Giora Feidman ist ein Brückenbauer, auch und gerade in diesem neuen Programm, wo sich Gitanes Blondes sehr stark in Soli profilieren können: der Geiger Mario Korunic mit einem fröhlichen Gypsy-Ton, der klassische Gitarrist Christoph Peters mal im Stil von Bach, der jazzig zupfende Bassist Simon Ackermann und der sehr souveräne Akkordeonist Konstantin Ischenko, der immer sein eigenes Ding macht. Wenn sie allein spielen, setzt sich Feidman hin und lauscht entzückt.

Verschiedene Stile in Medleys

Zu schön auch, wie der Akkordeonist eine Rossini-Opernparaphrase virtuos hinlegt, der Gitarrist in Klezmer-Tango-Gefilde mit Anklängen an „El Choclo“ abtaucht oder der Geiger Motive aus der Ouvertüre von Wilhelm Tell swingend verjazzt. Die Band vermischt in Medleys verschiedene Stile, kombiniert, zitiert – stilistisch eine Art von Weltmusik.
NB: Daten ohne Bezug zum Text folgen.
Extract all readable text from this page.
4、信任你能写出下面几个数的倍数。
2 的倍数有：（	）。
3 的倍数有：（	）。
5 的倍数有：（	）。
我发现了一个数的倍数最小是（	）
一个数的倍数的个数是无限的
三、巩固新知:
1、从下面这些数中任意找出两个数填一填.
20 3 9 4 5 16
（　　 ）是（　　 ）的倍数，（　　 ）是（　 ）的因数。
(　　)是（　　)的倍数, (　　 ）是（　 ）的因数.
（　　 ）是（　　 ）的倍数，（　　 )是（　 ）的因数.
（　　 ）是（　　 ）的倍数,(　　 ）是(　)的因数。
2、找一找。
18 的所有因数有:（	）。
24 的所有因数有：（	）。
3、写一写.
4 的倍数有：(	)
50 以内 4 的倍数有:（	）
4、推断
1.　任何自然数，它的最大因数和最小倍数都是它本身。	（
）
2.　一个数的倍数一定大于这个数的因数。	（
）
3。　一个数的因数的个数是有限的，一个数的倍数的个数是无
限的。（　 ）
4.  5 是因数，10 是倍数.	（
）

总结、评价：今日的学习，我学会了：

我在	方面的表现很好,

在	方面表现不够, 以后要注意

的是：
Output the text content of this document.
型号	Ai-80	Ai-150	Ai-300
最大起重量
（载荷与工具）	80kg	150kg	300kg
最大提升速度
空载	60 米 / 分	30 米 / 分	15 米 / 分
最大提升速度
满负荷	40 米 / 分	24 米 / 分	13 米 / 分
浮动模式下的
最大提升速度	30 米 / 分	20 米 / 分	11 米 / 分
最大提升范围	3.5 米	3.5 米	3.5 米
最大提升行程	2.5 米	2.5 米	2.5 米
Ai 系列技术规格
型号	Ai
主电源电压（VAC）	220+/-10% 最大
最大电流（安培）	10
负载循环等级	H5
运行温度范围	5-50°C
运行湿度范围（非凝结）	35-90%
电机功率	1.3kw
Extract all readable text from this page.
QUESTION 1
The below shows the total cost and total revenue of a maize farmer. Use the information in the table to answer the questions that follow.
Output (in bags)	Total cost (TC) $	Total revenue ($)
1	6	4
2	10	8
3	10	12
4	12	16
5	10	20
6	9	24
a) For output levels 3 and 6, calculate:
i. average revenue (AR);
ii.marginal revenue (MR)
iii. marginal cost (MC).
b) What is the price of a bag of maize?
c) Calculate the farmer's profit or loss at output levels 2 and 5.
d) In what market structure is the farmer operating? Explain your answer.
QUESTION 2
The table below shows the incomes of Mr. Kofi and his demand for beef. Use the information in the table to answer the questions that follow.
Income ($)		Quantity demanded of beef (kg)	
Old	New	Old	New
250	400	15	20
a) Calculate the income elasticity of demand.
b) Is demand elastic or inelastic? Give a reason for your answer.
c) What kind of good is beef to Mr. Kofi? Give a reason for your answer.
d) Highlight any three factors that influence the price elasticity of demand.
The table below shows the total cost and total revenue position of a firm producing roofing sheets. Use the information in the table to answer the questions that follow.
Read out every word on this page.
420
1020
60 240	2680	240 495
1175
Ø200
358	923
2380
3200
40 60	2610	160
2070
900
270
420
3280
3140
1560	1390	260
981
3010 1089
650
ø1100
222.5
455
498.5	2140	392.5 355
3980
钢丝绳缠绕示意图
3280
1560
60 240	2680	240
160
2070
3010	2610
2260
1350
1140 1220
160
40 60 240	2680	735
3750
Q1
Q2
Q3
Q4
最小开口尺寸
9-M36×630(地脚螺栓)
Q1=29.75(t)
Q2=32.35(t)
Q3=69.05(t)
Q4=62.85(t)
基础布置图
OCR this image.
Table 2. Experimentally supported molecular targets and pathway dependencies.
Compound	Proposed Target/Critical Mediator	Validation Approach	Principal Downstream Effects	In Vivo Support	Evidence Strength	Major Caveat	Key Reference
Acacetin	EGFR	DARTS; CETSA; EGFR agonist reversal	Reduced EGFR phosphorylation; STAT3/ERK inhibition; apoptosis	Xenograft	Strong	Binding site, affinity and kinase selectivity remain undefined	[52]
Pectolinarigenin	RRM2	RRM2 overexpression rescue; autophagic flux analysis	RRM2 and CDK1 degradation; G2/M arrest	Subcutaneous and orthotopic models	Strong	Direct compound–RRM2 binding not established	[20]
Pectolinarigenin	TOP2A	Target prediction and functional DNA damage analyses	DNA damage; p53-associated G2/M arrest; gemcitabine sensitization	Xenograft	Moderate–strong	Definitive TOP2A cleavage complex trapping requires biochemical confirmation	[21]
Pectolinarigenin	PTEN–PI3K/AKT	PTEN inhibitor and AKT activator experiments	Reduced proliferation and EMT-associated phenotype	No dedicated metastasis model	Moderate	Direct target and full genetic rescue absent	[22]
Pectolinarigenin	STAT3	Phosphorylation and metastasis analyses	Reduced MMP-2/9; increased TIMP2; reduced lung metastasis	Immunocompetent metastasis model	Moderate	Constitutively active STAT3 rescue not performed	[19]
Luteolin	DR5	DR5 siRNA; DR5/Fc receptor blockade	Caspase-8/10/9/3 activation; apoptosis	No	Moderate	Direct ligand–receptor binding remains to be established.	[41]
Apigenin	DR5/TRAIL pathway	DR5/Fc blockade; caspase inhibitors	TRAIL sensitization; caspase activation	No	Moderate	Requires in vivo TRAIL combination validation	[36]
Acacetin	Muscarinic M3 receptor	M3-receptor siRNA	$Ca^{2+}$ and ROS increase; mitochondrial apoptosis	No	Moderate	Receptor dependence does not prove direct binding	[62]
Wenn dann Feidman selber zur Klarinette greift, ein stiller, in sich gekehrter Mann, mit verschmitztem Humor, dann ist er wieder da, dieser spezielle Klarinettenton einer menschlichen Stimme. Die Klarinette ist Feidmans Seele. Er singt auf dem Instrument, verzaubert und versöhnt. Ob mit dem Welthit „What A Wonderful World“ oder dem bekannten traditionellen Klezmer-Stück „Happy Nigun“.

Das Publikum war gerührt, und es gab Standing Ovations. Der Abend war eine Ehrung für den Grandseigneur der Klezmer-Musik, und Giora Feidman ließ sich gerne feiern. Das Finale war wie im großen Stetl bei einem Hochzeitsfest, wo der Klarinettist zum Tanz aufspielt. Die Legende lebt.